Is it something about this room? Ichabod mused fretfully.
Mark Jenner was killed in the room next door not this one, and it wasn’t he who had appeared to Stephen. Still, Ichabod realized, he hadn’t paid much attention to this particular room. When Katrina returned with a bowl of water and a cloth, he stood up and began to scan the room carefully, taking note of the details of the room for the first time.
A portrait of the Jenner family was hanging on the wall still, he noticed now. A blonde-haired woman who appeared to be in her late twenties or early thirties sat on a divan and a young girl with dark hair sat beside her; she appeared to be in her teens. Sarah and Abigail Jenner, Ichabod presumed. Mark Jenner, a dignified man with dark hair, a thin face and a stern appearance, stood behind the divan and between them.
Somewhere in this house there was a picture of Abigail and Emily and Ichabod began to wonder if perhaps Stephen caught a glimpse of that portrait. Maybe he hadn’t met or seen Emily at all, but merely saw a picture of her. And his fevered imagination filled in the rest.
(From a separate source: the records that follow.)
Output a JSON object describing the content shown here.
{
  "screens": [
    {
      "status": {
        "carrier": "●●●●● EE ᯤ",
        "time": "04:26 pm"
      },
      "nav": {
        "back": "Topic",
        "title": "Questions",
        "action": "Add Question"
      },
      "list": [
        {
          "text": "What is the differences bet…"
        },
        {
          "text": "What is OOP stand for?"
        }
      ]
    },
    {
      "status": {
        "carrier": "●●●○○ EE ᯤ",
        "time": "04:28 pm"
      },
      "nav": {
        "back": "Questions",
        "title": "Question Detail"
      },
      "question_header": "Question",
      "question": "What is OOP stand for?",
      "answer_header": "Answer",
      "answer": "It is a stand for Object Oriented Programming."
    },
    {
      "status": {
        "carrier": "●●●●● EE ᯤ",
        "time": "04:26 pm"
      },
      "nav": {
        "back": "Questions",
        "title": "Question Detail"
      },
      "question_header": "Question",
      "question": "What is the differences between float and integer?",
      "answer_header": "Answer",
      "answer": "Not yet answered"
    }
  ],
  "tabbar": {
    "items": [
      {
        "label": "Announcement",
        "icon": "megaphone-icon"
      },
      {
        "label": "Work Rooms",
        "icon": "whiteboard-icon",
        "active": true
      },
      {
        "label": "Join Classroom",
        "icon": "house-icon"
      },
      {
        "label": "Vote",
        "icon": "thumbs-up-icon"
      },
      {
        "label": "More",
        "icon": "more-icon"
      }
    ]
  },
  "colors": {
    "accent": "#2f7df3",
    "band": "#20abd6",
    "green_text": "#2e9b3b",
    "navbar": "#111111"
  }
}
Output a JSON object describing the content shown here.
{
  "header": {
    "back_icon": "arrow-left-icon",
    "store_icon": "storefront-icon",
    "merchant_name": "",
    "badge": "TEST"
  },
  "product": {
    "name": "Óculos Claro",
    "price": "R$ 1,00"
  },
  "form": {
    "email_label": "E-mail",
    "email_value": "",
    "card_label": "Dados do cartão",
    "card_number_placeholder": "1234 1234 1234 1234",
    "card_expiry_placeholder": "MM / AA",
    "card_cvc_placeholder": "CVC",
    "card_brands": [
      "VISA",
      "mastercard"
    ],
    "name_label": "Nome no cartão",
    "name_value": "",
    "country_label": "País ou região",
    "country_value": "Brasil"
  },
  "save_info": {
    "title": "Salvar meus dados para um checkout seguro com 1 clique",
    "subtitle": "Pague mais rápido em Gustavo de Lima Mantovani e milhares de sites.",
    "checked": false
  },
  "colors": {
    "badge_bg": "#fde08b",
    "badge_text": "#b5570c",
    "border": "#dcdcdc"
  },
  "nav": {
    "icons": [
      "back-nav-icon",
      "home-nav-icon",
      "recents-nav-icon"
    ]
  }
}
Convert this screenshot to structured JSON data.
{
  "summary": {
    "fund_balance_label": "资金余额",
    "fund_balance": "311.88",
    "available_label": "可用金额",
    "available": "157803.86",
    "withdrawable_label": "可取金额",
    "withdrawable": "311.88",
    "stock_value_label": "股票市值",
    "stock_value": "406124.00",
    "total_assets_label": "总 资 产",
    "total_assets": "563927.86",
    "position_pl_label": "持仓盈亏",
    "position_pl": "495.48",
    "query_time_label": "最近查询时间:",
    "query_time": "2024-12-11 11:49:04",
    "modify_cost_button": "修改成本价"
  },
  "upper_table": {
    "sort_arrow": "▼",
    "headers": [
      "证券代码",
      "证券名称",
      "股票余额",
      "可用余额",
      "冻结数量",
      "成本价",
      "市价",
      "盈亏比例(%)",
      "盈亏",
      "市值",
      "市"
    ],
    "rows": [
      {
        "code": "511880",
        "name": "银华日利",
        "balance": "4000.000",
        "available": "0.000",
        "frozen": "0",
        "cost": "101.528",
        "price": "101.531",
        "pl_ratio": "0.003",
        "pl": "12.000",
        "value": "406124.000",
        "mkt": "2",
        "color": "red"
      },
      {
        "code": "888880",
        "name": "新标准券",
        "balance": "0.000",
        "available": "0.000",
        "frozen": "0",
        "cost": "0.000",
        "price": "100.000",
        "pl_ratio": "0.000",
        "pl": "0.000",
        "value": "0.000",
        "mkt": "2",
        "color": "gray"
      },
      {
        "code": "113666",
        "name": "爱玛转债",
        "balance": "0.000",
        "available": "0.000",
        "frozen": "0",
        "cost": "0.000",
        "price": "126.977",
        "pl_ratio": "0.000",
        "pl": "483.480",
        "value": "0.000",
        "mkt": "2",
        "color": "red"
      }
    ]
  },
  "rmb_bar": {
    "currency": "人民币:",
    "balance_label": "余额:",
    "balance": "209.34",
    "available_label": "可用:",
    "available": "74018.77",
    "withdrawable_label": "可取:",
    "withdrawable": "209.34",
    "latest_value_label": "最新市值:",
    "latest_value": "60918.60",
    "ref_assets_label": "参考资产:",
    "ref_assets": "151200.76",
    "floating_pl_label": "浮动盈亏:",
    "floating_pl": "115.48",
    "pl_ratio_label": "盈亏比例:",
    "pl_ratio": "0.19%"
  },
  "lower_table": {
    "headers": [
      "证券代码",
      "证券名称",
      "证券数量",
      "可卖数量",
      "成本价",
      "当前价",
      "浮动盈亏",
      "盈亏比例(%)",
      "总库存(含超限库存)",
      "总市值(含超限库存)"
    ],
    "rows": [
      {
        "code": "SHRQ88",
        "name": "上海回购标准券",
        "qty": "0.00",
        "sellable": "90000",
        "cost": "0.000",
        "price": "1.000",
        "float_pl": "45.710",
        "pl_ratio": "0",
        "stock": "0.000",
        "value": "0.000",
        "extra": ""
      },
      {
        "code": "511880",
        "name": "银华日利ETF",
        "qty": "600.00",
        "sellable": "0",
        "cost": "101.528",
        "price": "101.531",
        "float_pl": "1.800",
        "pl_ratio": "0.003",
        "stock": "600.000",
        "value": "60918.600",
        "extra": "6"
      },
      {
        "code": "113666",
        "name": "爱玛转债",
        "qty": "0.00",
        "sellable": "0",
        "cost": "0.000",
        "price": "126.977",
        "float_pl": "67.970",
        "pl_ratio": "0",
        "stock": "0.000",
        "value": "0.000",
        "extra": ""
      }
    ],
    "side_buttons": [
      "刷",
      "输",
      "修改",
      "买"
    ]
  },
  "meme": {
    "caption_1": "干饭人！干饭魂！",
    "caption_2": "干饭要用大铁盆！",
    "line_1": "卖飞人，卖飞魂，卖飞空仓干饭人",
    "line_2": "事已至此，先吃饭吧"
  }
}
That would be too good to be true.
If this was the case, it would rule out the possibility of a supernatural explanation. But he knew that they wouldn’t be that lucky. Besides, all the other rooms had been locked. There was no way that Stephen could have wandered into one of them and seen any portrait hanging on the walls there. Once more his rational mind was being challenged by the spirit world.
Ichabod’s attention was drawn back to the bed as Stephen began to groan.
“Shh,” Katrina was trying to soothe him. “Your fever stubbornly refuses to subside.”
“Does this mean that Dr. Thompson will have to bleed me?”
“What?” Ichabod exclaimed, shocked. “You heard him?”
“Yes, sir,” he answered weakly.
“Perhaps it will not be necessary,” Katrina reassured him, her voice filled with tenderness and confidence. “Keep this cloth on your forehead. If you feel up to it, I can bring you more tea. What do you think?”
“Alright.”
“What about food? You must be a little bit hungry.”
“A little bit.”
*******
Ascending the stairs to the third floor once more, Ichabod began his inspection with the master bedroom where Edna had been killed.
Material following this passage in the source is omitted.